2025 marks Bruch-Wiens' first festival as executive director, but her association with the longstanding organization goes back much longer. “I performed in the festival since I was 15,” she shares. “I got to go to provincials and nationals when I was in my 20’s, and it’s been a huge part of my life.”
Since her performing days, Bruch-Wiens has also been an adjudicator for the festival, and has sent her voice students to be adjudicated in turn.
“It’s kind of this really intense time,” she admits about the festival experience, “but then, at the end of it, you become this improved performer and there’s so much growth in that small period of time.”
“I really try to put value on the experience on the growth of, you know, what you can do between classes, and if you get into the trophy class, that’s a bonus.”

While it’s too soon for Bruch-Wiens to consider how the festival might change in her tenure – “Right now, I’m trying to survive,” she laughs – one thing she’s looking to add is more opportunities for performers of popular music to participate. “We have this new class called the popular contemporary class, which is a provincial eligible class,” she shares, “that is, you know, pop music, can be jazz, just kind of that popular contemporary style.

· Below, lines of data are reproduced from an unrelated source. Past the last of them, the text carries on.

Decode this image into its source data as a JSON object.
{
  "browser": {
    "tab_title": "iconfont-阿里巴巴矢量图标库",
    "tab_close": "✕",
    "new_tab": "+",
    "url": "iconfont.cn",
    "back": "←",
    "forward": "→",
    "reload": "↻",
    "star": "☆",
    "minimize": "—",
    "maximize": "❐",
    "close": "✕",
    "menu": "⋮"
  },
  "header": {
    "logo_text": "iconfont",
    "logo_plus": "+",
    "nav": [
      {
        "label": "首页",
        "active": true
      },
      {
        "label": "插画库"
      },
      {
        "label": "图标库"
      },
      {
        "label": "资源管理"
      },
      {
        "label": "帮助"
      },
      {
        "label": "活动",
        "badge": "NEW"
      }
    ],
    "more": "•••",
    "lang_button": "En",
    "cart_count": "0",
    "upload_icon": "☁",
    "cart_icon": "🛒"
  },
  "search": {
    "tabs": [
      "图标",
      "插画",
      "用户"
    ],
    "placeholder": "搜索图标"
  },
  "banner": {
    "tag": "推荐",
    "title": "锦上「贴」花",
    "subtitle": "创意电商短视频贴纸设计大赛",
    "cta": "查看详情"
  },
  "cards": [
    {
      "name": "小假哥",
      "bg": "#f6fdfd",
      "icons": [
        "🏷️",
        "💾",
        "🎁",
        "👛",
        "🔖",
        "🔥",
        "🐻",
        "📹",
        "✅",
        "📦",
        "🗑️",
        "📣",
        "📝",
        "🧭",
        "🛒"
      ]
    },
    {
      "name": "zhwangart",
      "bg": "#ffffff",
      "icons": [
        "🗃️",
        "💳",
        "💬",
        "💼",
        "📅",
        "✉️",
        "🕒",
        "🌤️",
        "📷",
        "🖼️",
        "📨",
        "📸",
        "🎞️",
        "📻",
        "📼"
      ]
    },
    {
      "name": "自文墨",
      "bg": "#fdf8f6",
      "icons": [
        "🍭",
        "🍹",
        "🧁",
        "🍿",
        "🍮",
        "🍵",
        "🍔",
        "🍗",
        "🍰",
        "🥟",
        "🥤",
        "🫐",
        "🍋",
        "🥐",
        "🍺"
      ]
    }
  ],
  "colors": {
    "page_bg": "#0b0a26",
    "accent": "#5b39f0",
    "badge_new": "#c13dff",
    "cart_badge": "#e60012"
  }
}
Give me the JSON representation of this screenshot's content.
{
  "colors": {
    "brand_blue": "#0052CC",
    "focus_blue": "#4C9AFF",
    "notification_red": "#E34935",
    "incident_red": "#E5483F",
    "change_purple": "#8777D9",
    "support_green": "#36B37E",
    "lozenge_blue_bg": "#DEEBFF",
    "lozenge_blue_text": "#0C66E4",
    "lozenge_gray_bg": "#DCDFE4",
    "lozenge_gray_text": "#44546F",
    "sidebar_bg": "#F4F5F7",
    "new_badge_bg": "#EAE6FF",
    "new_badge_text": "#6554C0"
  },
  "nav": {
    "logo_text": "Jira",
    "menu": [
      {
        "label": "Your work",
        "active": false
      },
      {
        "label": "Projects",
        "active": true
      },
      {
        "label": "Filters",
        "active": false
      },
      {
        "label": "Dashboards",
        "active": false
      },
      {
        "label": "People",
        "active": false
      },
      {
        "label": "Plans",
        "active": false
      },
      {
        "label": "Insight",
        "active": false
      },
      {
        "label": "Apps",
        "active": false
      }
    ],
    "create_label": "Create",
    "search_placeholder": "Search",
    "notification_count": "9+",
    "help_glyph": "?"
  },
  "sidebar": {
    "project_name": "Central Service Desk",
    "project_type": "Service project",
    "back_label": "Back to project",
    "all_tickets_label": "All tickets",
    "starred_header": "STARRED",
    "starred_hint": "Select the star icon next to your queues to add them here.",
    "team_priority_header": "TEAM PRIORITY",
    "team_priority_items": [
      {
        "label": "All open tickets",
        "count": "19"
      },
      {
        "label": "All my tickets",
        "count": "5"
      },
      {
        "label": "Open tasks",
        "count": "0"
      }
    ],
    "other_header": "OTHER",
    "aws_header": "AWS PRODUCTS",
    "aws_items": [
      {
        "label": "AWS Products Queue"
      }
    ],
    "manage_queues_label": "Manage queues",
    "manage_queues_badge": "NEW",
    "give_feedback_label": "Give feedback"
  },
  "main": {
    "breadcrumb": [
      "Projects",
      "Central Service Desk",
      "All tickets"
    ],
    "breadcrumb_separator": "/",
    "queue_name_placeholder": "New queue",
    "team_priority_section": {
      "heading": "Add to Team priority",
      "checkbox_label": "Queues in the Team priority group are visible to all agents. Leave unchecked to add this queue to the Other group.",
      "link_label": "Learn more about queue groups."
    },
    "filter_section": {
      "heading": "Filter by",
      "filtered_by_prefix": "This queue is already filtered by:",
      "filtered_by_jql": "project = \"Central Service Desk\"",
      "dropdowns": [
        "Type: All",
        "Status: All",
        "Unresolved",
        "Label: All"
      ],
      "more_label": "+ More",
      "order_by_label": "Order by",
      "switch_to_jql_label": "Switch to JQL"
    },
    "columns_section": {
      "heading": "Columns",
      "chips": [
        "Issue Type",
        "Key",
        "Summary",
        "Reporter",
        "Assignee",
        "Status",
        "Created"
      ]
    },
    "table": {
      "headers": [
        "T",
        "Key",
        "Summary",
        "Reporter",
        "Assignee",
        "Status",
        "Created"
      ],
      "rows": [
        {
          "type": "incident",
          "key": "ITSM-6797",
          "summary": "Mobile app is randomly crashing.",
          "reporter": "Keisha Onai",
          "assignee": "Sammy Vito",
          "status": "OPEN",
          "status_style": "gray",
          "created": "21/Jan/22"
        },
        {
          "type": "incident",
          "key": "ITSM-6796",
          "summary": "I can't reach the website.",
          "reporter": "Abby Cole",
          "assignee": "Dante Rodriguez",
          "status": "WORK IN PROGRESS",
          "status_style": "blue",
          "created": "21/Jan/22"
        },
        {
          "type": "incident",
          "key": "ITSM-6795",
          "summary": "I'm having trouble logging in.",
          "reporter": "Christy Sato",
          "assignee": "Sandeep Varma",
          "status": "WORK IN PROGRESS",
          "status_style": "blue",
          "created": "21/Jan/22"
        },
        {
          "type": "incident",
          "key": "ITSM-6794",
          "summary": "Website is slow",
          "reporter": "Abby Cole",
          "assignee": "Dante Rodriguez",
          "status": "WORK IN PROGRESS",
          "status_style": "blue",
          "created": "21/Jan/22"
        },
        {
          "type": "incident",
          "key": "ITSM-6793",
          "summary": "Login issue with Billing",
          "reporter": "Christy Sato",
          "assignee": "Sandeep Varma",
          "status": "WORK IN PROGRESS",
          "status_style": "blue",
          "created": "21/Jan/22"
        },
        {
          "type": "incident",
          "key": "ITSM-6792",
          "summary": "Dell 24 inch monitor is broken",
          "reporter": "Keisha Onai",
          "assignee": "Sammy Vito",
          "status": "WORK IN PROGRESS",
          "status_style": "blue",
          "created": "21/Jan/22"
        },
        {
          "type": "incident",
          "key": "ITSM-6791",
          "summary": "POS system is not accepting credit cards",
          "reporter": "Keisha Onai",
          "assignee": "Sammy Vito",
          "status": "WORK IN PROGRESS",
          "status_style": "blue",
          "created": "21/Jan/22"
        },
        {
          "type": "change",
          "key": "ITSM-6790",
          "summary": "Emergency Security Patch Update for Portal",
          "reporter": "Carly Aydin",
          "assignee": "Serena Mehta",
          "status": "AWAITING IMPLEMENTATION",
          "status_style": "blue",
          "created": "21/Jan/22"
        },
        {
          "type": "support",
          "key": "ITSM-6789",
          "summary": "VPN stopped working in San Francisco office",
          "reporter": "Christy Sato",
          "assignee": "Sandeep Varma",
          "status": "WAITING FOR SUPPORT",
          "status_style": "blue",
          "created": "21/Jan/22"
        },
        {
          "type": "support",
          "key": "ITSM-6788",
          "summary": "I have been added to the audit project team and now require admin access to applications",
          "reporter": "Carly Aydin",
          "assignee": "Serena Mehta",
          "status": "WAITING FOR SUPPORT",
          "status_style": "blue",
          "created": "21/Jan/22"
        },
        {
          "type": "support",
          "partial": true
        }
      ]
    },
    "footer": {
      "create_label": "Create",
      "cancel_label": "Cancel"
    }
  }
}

I’d love to see some sort of class stemming from that popular contemporary class to self-composed singer-songwriter stuff just because I think it’s so cool and we have such a wealth of singer-songwriters and composers in this city.
Another key part of the Winnipeg Music Festival are the volunteers who help everything run smoothly. “We would welcome anybody to volunteer, get in our community,” says Bruch-Wiens, adding that there is a volunteer intake form at the festival’s website.
Programs for the 2025 Winnipeg Music Festival can be picked up at the festival offices on St. Anne’s Road, at Croft Music on Henderson Highway, the Long & McQuade on Pembina Highway, and at St. John’s Music on Portage Avenue. More information can be found at the festival’s website.